Pierre comprit qu’il devrait rendre le chat pour éviter des ennuis avec l’autorité locale. Même s’il était maintenant un homme d’affaires, tout le monde savait qu’il n’y a pas d’anciens voyous. La perspective de finir noyé au fond d’une rivière, coulé dans du ciment, ne lui plaisait absolument pas.

Sans entrer chez lui, Pierre se rendit directement au manoir. Il appuya sur l’interphone et expliqua la raison de sa visite. Les portes s’ouvrirent sans bruit, l’invitant à entrer.

La première chose qu’il remarqua, ce furent des ouvriers asiatiques robustes qui s’affairaient dans la cour avec des outils de jardinage. Les gens ne mentent pas – une véritable équipe entretenait le manoir. Le propriétaire sortit à sa rencontre. C’était un homme ordinaire d’âge moyen, portant un pantalon kaki et une chemise à carreaux simple. Il semblait avoir travaillé dans le jardin avec ses ouvriers : des traces de sueur sur le visage et des mains couvertes de terre.

Pierre raconta son histoire. Le propriétaire se présenta sous le nom d’Albert Nikolaïevitch. Il appela l’un de ses gardes pour l’emmener chercher le chat de l’autre côté du village. Installé sur le siège arrière de la voiture, il commença à poser des questions sur les détails de la découverte. Pierre, tout naïf, raconta tout comme c’était. L’histoire de son malentendu avec le chat fit rire Albert Nikolaïevitch aux éclats. Il riait si fort qu’il dut s’essuyer les yeux avec un mouchoir.

De retour à la maison, Pierre remit son « trouvaille » au propriétaire. Il observa, étonné, la façon dont il traitait l’animal. Après un moment, prenant son courage à deux mains, Pierre proposa à Albert Nikolaïevitch les articles qu’il avait achetés pour le chat.

— Tu es un bon homme, Pétka, répondit-il.
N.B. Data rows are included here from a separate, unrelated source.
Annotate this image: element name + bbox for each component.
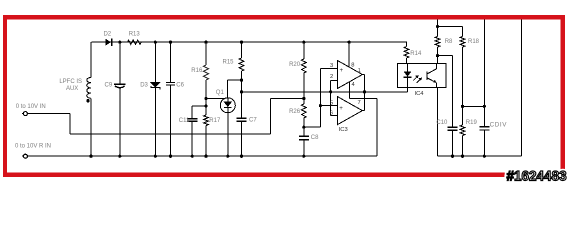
node dot C7 bottom rail	[240, 155, 243, 158]
svg-text:D3: D3	[140, 82, 148, 88]
wire left vertical from rail corner to inductor	[90, 42, 92, 77]
inductor L1 LPFC IS AUX winding	[87, 78, 91, 99]
node dot above C6	[169, 41, 172, 44]
node dot R16 bottom	[204, 97, 207, 100]
svg-text:C6: C6	[176, 82, 184, 88]
node dot inductor bottom rail	[89, 155, 92, 158]
wire top rail	[91, 41, 406, 43]
diode D2	[106, 39, 111, 45]
svg-text:#1624483: #1624483	[507, 168, 568, 183]
wire pin3 lead	[320, 68, 337, 70]
op-amp IC3 B	[338, 97, 363, 125]
svg-text:C7: C7	[249, 117, 257, 123]
resistor R26	[301, 104, 306, 118]
node dot R17 bottom rail	[204, 155, 207, 158]
node dot C6 bottom rail	[169, 155, 172, 158]
resistor R16	[205, 42, 207, 65]
svg-text:AUX: AUX	[66, 86, 78, 92]
wire collector riser	[437, 56, 439, 64]
resistor R8	[435, 37, 440, 48]
wire pin8 riser	[348, 41, 351, 44]
wire to C11	[192, 105, 206, 107]
svg-text:C9: C9	[105, 83, 113, 89]
resistor R13	[127, 40, 141, 44]
svg-text:3: 3	[330, 63, 333, 69]
node dot feedback tap	[240, 90, 243, 93]
capacitor C7	[241, 80, 243, 118]
svg-text:CDIV: CDIV	[490, 122, 508, 129]
capacitor C11	[191, 106, 193, 119]
svg-text:R20: R20	[289, 62, 301, 68]
node dot above R15	[240, 41, 243, 44]
wire CDIV riser under border	[483, 16, 485, 127]
wire right bottom rail	[438, 155, 522, 157]
svg-text:R19: R19	[466, 120, 478, 126]
op-amp IC3 A	[338, 61, 363, 89]
svg-text:R13: R13	[129, 31, 141, 37]
wire R16 bottom to Q1 cathode riser	[206, 98, 225, 100]
capacitor C8	[303, 127, 305, 136]
wire LED cathode riser	[407, 88, 409, 92]
node dot D3 bottom rail	[154, 155, 157, 158]
node dot above R20	[302, 41, 305, 44]
wire Q1 anode down	[227, 113, 229, 156]
shunt regulator Q1	[220, 98, 235, 113]
svg-text:7: 7	[358, 100, 361, 106]
node dot R26 top	[302, 97, 305, 100]
node dot R18 bottom	[461, 105, 464, 108]
svg-text:R18: R18	[468, 39, 480, 45]
node dot C10 bottom rail	[451, 155, 454, 158]
svg-text:R16: R16	[191, 68, 203, 74]
wire pin5 lead	[320, 105, 337, 107]
wire R8 to C10	[438, 55, 453, 57]
resistor R20	[303, 42, 305, 59]
svg-text:R17: R17	[209, 118, 221, 124]
svg-text:+: +	[339, 67, 343, 74]
wire Q1 cathode riser	[227, 80, 229, 98]
svg-text:D2: D2	[103, 31, 111, 37]
capacitor C9 (polarized)	[119, 42, 121, 84]
wire feedback output to R15 node	[242, 91, 408, 93]
svg-text:0 to 10V R IN: 0 to 10V R IN	[15, 144, 51, 150]
svg-text:8: 8	[351, 62, 354, 68]
node dot above R16	[204, 41, 207, 44]
terminal 0 to 10V IN	[23, 112, 27, 116]
svg-text:C8: C8	[311, 135, 319, 141]
svg-text:C10: C10	[436, 120, 448, 126]
svg-text:0 to 10V IN: 0 to 10V IN	[16, 104, 46, 110]
wire output bus pin1 to pin7	[362, 74, 364, 76]
node dot C8 bottom rail	[302, 155, 305, 158]
wire R26 bottom to pin5 riser	[304, 126, 321, 128]
node dot Q1 anode rail	[226, 155, 229, 158]
wire pin2/pin6 riser	[330, 81, 332, 116]
node dot R8 bottom	[436, 54, 439, 57]
svg-text:IC4: IC4	[415, 91, 425, 97]
node dot output on feedback wire	[363, 90, 366, 93]
resistor R17	[204, 115, 209, 126]
svg-text:5: 5	[330, 100, 333, 106]
svg-text:IC3: IC3	[339, 127, 348, 133]
svg-text:R8: R8	[445, 39, 453, 45]
node dot C9 bottom rail	[118, 155, 121, 158]
node dot C11 tap	[204, 104, 207, 107]
node dot above C9	[118, 41, 121, 44]
terminal 0 to 10V R IN	[23, 154, 27, 158]
svg-text:LPFC IS: LPFC IS	[59, 79, 82, 85]
svg-text:1: 1	[358, 68, 361, 74]
node dot CDIV bottom rail	[483, 155, 486, 158]
node dot C11 bottom rail	[191, 155, 194, 158]
resistor R18	[460, 37, 465, 48]
node dot V+	[436, 25, 439, 28]
node dot R15 bottom	[240, 79, 243, 82]
wire pin5/pin3 riser	[319, 69, 321, 128]
wire pin2 lead	[331, 80, 338, 82]
svg-text:C11: C11	[179, 118, 190, 124]
svg-text:6: 6	[330, 111, 333, 117]
wire V+ to R18	[438, 26, 463, 28]
node dot CDIV top	[483, 105, 486, 108]
IC4 LED	[407, 64, 409, 72]
wire pin6 lead	[331, 115, 338, 117]
capacitor CDIV	[479, 126, 489, 128]
resistor R15	[241, 42, 243, 58]
svg-text:+: +	[339, 105, 343, 112]
capacitor C6	[170, 42, 172, 82]
node dot pin5 tap	[319, 104, 322, 107]
wire bottom rail	[27, 155, 377, 157]
IC4 light arrows	[413, 76, 418, 81]
IC4 phototransistor	[426, 72, 428, 81]
capacitor C10	[448, 126, 458, 128]
wire emitter down to rail	[437, 88, 439, 157]
resistor R14	[406, 41, 407, 43]
node dot pin2 riser on feedback	[329, 90, 332, 93]
svg-text:R14: R14	[410, 51, 422, 57]
resistor R19	[460, 125, 465, 136]
wire Q1 cathode to R15	[228, 79, 242, 81]
zener diode D3	[154, 42, 156, 82]
svg-text:R26: R26	[289, 109, 301, 115]
wire IN terminal run	[27, 113, 70, 115]
svg-text:2: 2	[330, 74, 333, 80]
node dot above D3	[154, 41, 157, 44]
optocoupler IC4 box	[398, 64, 446, 88]
svg-text:R15: R15	[222, 59, 234, 65]
inductor polarity dot	[86, 99, 89, 102]
node dot R26 bottom	[302, 126, 305, 129]
wire V+ riser under border	[437, 16, 439, 27]
wire pin4 ground route	[349, 82, 351, 99]
svg-text:Q1: Q1	[216, 90, 225, 96]
node dot R19 bottom rail	[461, 155, 464, 158]
wire R18 to CDIV	[463, 105, 485, 107]
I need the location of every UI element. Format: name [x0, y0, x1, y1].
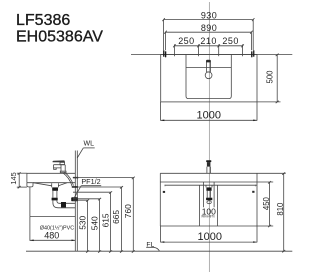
- drain elbow and horizontal pipe (side): [53, 200, 75, 207]
- PF1/2 underline: [81, 185, 101, 187]
- drain tailpipe (side): [53, 191, 57, 198]
- drain funnel (front): [206, 187, 211, 190]
- svg-text:930: 930: [201, 10, 217, 20]
- svg-text:530: 530: [77, 215, 87, 229]
- faucet (side): spout: [53, 165, 65, 170]
- svg-text:540: 540: [89, 216, 99, 230]
- faucet body (plan): [206, 60, 210, 72]
- faucet front: lever: [206, 160, 211, 162]
- right mounting bracket: [251, 50, 254, 57]
- svg-text:Ø40(1½")PVC: Ø40(1½")PVC: [40, 224, 74, 231]
- drain ring (front): [207, 201, 211, 204]
- dimension 500 (plan right): [257, 54, 280, 104]
- svg-text:250: 250: [222, 36, 238, 46]
- svg-text:145: 145: [9, 172, 18, 184]
- dimension 1000 (plan): [161, 102, 258, 121]
- slab front lip (side): [27, 183, 33, 187]
- svg-text:890: 890: [201, 23, 217, 33]
- svg-text:WL: WL: [84, 141, 95, 148]
- supply stub upper (WL height): [73, 177, 78, 178]
- wall line inner (side): [76, 151, 78, 252]
- WL underline: [83, 147, 94, 149]
- dimension 615: [73, 191, 112, 251]
- PF1/2 leader: [73, 186, 81, 200]
- svg-text:480: 480: [44, 231, 59, 241]
- drain collar (front): [206, 185, 212, 187]
- supply valve (side): [71, 197, 78, 201]
- svg-text:665: 665: [111, 210, 121, 224]
- dimension 145 (side left): [17, 172, 27, 188]
- centerline (vertical symmetry axis): [208, 2, 210, 272]
- dimension 810 (far right): [282, 172, 285, 252]
- svg-text:1000: 1000: [198, 231, 222, 243]
- dimension 1000 (front): [161, 226, 258, 243]
- dimension 890: [164, 31, 252, 51]
- drain tailpipe (front): [207, 191, 210, 198]
- dimension 665: [78, 186, 124, 251]
- faucet (side): column: [60, 165, 66, 173]
- supply stub PF1/2: [72, 186, 78, 188]
- faucet (side): handle stem: [60, 162, 65, 164]
- faucet front: base outline: [207, 167, 211, 174]
- FL underline and leader curve: [146, 247, 159, 251]
- svg-text:810: 810: [276, 202, 285, 216]
- svg-text:500: 500: [266, 70, 275, 84]
- cabinet top line: [160, 172, 285, 174]
- floor line FL: [26, 250, 292, 252]
- floor end ticks of height dimensions: [86, 250, 135, 252]
- drain coupling (front): [206, 198, 212, 201]
- cabinet left side: [159, 173, 161, 226]
- svg-text:250: 250: [178, 36, 194, 46]
- dimension 480 (side bottom): [30, 217, 75, 242]
- right door hinge tick: [254, 185, 256, 187]
- svg-text:760: 760: [123, 204, 133, 218]
- drain collar (side): [52, 183, 59, 187]
- dimension 530: [73, 199, 89, 251]
- drain coupling (side): [52, 198, 58, 201]
- svg-text:615: 615: [100, 213, 110, 227]
- faucet circle (plan): [205, 72, 212, 79]
- left door split: [199, 185, 201, 226]
- right door split: [217, 185, 219, 226]
- svg-text:210: 210: [200, 36, 216, 46]
- wall line (plan): [131, 54, 292, 56]
- cabinet right side: [256, 173, 258, 226]
- drain funnel (side): [52, 187, 58, 190]
- cabinet (side): [30, 187, 75, 217]
- dimension 930: [162, 18, 254, 50]
- svg-text:1000: 1000: [197, 110, 221, 122]
- faucet (side): lever handle: [53, 160, 65, 162]
- basin inner front line (plan): [186, 66, 231, 68]
- svg-text:LF5386: LF5386: [16, 12, 70, 29]
- left mounting bracket: [163, 50, 166, 57]
- counter slab (side): [27, 173, 75, 182]
- right door handle: [252, 191, 254, 193]
- svg-text:PF1/2: PF1/2: [81, 177, 100, 186]
- faucet front: body: [207, 162, 211, 167]
- svg-text:450: 450: [262, 196, 271, 210]
- wall line outer (side): [74, 151, 76, 252]
- title text LF5386: [16, 12, 103, 46]
- WL leader line: [77, 148, 83, 158]
- basin bowl underside (side): [33, 183, 67, 186]
- cabinet bottom line: [160, 225, 257, 227]
- dimension 540: [73, 198, 101, 251]
- pipe union nut (side): [61, 202, 66, 207]
- counter rectangle (plan): [161, 55, 257, 102]
- faucet cap (plan): [206, 60, 210, 62]
- svg-text:EH05386AV: EH05386AV: [16, 29, 103, 46]
- drain enclosure left line: [203, 182, 205, 207]
- svg-text:(附排水零件): (附排水零件): [201, 214, 215, 218]
- dimension 250 210 250: [173, 44, 244, 56]
- dimension 760: [73, 177, 135, 252]
- drain enclosure right line: [213, 182, 215, 207]
- left door hinge tick: [164, 185, 166, 187]
- door top line: [165, 184, 257, 186]
- basin outline (plan): [186, 55, 231, 99]
- cabinet slab bottom line: [160, 181, 273, 183]
- dimension 450 (front right): [257, 181, 273, 227]
- supply hose to faucet (side): [63, 172, 74, 186]
- left door handle: [163, 191, 165, 193]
Tu vis dans une cabane en ruine et pourtant, tu n’as pas hésité à dépenser de l’argent pour des vitamines et des vêtements coûteux pour un chat enceinte. Je vais te remercier. Je vais te donner des matériaux de construction et des ouvriers pour faire de ta maison un véritable palais. J’ai des matériaux en trop — un contremaître a calculé le double de ce qui est nécessaire, mais… il ne reviendra pas. Alors, qu’ils aillent à de bonnes mains. Tu les mérites.

Le lendemain matin, des camions arrivèrent chez Pierre, déchargeant des matériaux de construction. Des ouvriers asiatiques assidus apparurent dans la cour. En un mois, ils avaient complètement transformé la maison : tout fut remplacé, réparé et organisé. Un nouveau grillage fut installé autour du terrain. Le résultat surpassa toutes les attentes.

Désormais, Pierre ne vivait plus seul. Après la fin des réparations, une jeune fille nommée Amina s’installa chez lui. Le propriétaire du manoir n’avait rien contre le fait que sa travailleuse crée une famille avec celui qui avait ramené son chat préféré. Macar ne resta pas sans cadeau non plus : sa fille reçut le tant attendu chaton sphynx – petit, maladroit et adorable.